I have to admit, I was finding it hard to write about golf for today. I seem to have a mental block or something, but I finally decided on the following topic. How do you keep score when playing golf. It seems like a strange topic, yet I assure you there is a plethora (nice word) of ways to determine your score. They all have their advantages and depending on the day, I will choose from any of them.
I use the following three methods when keeping my own score during none tournament rounds.
If you like math, the easiest way is to write your exact score of each hole on the score card. It is simple, but sometimes the numbers become challenging as adding up numbers between 5 and 8 have never been my strong suit. However, it offers the truest form of score keeping and you cannot go wrong by capturing the raw data.
Second is writing the number of strokes under, at, or over par. So, if I shot a eagle, I would write -2, par is 0 and bogey is 1. Think you get my drift. At the end you add all these smaller numbers; the challenge is being able to add positive and negative numbers. At the end, you add your score to whatever par was and that is your final count.
Third, and the method I usually use, is to keep a running score. I use the second method and add it up along the way. This method provides me an instant snap shot of how my score relates to par. I find it useful if I need to press a hole when assess risk reward.
I use the first method if I am keeping score for a group of 3 or 4; playing in tournaments; or any other competition. There is one exception though and that is during Match Play events.
Match play events do not require an actual score capturing the number of strokes each play made; the only requirement is to count the number of holes won or lost. There are two methods, straight score or accumulative. Either works.

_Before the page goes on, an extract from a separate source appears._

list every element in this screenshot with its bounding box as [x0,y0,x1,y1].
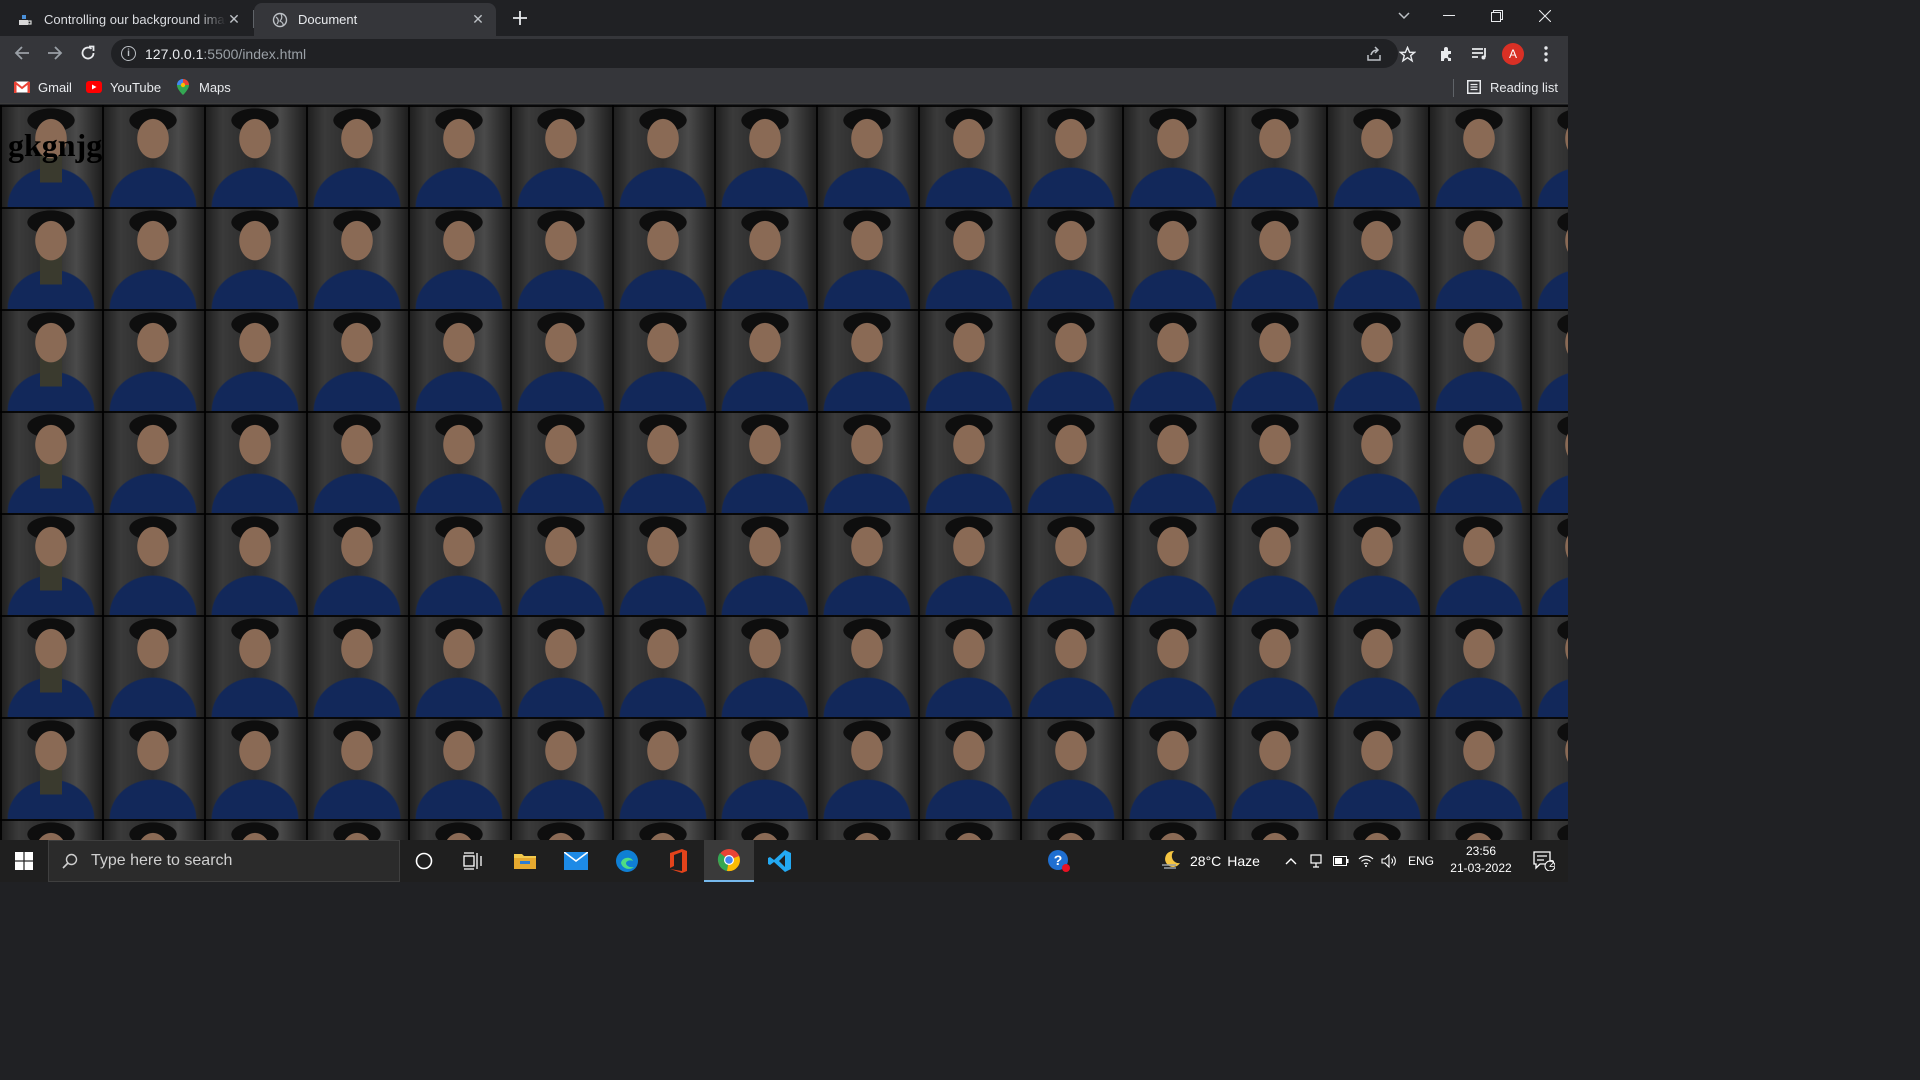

What I mean by that is for straight score I write a -1 if I lost, 0 for a tie and +1 if I win the hole. I add these up after and if the number is positive I won. Next is accumulative (this is my favourite method). I keep the actual score per hole in relation to being up or down at that moment. This is helps, as I stated earlier, to determine if I need to take more chances or play more defensively. Again match play requires a slightly different system of scoring, but the principles are the same for stroke play.
There are other formats that require slightly different scoring methods, but I do not play in those events as they are not popular in my area. Regardless, keeping score is the fundamental method to create a baseline of information to help improve your golf game in the future.
Tomorrow, I will show how I keep my stats with a scorecard. You might find it interesting.
How do you keep score?
I am a grateful golfer! See you on the links!